The news about the French Catholic elementary school came as a surprise to some parents.

"I think just more information in terms of you know that a class got isolated. We didn't find this out until it was actually posted in the media. So, being a mother of a child that goes to a facility, it was shocking," said Lisa Tremblay, a parent of a daughter attending the school.

School board officials said they are following all of the Porcupine Health Unit's protocols.

"We are very pleased with our protocols are very well in place and they seem to be working quite well," said Richard Loiselle, director of communications and accountability with Conseil scolaire catholique de district des Grandes Rivieres.

Loiselle said the health unit is following the case and conducting the tracking while the board follows up with staff and families.

"Well, it's a little unfortunate.
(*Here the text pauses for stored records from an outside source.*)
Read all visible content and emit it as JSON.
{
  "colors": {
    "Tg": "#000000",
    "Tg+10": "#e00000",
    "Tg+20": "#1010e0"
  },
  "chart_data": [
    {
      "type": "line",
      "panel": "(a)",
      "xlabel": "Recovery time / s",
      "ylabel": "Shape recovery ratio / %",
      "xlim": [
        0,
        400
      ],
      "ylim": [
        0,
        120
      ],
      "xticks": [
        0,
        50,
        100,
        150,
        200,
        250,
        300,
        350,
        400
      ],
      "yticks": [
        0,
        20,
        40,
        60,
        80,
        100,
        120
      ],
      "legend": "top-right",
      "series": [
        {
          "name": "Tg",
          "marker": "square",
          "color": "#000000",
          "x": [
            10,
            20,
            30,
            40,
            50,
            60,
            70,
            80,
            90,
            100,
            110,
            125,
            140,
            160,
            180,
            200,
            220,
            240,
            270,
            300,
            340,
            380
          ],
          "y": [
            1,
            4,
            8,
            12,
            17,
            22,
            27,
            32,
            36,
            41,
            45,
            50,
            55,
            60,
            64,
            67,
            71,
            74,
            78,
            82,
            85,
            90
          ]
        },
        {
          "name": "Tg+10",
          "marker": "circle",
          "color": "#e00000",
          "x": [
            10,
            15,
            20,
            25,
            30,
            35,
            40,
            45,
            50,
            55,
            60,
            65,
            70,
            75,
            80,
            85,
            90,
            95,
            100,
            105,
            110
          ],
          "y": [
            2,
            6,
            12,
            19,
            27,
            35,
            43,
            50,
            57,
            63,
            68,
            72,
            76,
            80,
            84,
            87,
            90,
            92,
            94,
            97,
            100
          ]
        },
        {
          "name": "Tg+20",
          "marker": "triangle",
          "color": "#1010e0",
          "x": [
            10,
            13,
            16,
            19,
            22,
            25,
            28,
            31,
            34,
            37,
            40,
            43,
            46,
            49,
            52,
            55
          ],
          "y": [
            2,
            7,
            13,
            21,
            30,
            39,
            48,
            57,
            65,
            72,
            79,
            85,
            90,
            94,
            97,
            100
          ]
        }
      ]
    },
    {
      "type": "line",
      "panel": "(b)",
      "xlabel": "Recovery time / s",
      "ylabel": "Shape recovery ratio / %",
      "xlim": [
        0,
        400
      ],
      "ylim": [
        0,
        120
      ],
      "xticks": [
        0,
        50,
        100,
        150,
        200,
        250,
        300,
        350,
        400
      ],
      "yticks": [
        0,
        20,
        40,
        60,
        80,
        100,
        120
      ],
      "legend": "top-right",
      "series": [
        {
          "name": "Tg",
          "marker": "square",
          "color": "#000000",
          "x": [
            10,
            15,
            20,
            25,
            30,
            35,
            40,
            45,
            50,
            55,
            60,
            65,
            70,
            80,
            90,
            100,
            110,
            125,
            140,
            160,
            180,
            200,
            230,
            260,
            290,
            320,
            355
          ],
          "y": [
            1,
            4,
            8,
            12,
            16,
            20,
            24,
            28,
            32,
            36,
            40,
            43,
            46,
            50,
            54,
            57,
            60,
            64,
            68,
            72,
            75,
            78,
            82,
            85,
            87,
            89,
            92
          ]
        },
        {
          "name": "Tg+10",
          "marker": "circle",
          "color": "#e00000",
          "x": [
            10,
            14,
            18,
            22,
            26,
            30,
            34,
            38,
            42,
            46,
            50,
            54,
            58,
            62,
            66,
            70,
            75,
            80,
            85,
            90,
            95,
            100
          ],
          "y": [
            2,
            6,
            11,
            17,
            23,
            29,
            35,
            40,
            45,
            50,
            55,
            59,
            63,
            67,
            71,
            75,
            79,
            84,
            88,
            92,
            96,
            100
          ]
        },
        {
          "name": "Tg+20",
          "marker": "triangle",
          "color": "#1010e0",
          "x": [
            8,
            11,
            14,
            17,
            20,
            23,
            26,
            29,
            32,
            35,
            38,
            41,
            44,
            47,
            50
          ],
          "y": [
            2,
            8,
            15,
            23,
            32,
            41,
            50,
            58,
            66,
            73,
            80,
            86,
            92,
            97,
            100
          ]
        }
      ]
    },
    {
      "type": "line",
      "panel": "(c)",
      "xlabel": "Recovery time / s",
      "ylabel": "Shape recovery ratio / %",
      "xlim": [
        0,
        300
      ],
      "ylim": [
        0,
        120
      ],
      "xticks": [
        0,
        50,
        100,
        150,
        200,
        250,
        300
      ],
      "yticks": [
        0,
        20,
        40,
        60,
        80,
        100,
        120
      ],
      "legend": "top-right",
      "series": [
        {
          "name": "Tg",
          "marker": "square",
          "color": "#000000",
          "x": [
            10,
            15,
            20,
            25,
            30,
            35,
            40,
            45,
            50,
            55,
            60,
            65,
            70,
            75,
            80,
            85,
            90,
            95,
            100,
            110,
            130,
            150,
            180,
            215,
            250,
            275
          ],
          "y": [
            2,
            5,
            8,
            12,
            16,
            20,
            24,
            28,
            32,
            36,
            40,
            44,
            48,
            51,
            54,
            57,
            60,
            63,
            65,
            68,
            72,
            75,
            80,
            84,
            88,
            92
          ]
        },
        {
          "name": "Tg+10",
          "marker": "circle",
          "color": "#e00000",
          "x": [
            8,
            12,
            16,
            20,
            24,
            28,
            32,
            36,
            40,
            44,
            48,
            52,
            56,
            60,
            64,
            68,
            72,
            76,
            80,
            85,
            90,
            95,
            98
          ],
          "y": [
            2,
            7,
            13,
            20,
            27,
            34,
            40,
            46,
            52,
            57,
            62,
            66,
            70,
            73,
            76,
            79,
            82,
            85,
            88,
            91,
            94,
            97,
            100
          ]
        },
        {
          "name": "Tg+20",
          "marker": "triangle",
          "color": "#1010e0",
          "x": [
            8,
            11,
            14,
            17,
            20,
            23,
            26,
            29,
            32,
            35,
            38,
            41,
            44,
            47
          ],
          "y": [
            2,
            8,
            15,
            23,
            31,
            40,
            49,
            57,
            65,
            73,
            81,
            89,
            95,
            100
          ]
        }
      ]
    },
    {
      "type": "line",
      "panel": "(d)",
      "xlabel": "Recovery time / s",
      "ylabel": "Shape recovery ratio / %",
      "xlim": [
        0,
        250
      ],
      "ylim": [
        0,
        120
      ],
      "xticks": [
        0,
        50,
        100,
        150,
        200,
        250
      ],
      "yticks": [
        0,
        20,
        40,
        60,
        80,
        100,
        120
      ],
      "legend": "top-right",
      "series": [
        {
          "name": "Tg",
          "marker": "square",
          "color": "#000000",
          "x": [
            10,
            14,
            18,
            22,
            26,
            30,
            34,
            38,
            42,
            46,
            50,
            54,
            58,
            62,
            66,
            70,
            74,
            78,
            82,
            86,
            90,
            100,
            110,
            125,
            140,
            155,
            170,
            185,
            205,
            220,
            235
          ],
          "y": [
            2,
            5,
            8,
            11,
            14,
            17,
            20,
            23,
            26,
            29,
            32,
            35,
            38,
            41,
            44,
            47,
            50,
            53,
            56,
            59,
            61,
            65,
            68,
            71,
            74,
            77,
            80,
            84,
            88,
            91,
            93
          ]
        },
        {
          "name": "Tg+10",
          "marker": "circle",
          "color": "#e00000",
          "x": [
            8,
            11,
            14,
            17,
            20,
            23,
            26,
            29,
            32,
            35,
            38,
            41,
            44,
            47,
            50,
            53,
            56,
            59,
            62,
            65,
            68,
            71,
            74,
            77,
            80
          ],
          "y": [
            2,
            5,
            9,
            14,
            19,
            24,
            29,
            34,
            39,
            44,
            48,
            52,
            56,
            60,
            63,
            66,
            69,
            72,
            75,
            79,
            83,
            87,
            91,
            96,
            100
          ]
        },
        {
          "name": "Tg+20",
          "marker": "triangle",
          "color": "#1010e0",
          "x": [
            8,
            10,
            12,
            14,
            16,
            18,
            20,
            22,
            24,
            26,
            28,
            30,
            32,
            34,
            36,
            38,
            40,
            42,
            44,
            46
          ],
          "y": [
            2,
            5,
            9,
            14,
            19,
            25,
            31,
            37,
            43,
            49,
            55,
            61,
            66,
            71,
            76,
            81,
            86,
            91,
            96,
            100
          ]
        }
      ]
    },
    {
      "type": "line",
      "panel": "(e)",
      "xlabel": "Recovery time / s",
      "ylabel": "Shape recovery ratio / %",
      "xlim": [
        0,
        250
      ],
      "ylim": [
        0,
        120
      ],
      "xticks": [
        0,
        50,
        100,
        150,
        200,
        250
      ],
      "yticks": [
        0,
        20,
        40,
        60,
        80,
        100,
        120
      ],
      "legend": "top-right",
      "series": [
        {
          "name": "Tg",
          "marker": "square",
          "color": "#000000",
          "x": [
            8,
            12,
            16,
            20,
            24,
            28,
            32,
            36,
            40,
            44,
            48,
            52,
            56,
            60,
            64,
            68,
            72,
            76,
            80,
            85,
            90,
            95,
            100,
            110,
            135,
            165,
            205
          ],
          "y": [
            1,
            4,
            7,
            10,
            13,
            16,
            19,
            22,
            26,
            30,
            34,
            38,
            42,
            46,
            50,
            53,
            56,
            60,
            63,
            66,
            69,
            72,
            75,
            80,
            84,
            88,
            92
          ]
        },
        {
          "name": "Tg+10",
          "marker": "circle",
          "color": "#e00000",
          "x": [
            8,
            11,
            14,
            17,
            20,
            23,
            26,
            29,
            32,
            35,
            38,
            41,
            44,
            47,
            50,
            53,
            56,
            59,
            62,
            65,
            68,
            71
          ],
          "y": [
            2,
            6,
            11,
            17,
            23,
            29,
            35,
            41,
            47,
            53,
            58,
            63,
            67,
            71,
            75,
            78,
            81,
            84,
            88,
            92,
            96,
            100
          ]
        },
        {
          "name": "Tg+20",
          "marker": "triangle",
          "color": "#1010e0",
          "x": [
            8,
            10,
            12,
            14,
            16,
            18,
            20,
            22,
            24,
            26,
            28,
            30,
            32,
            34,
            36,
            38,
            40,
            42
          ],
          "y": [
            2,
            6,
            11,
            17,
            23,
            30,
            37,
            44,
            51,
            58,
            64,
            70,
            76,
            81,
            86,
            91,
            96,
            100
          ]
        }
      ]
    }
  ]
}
It's scary for the kids and for the parents of the kids just not knowing what's going to happen; how they're going to go about protocols and cleaning and all that," said Kayla Durocher, an aunt of a boy who attends the school.

"We would have wanted to avoid this," said Anne Vinet-Roy, provincial president of the association of Franco-Ontarian teacher (AEFO). "One case is one case too many and if anybody thought northern Ontario is exempt from that or is protected from such a situation, now we see that we're not."

Timmins Mayor George Pirie said the situation shows why the newly-approved rapid antigen detection test is needed.

"The sooner we get that testing the better," said Pirie.

The school board said the health unit will determine when the cohort of affected students is safe to return to school.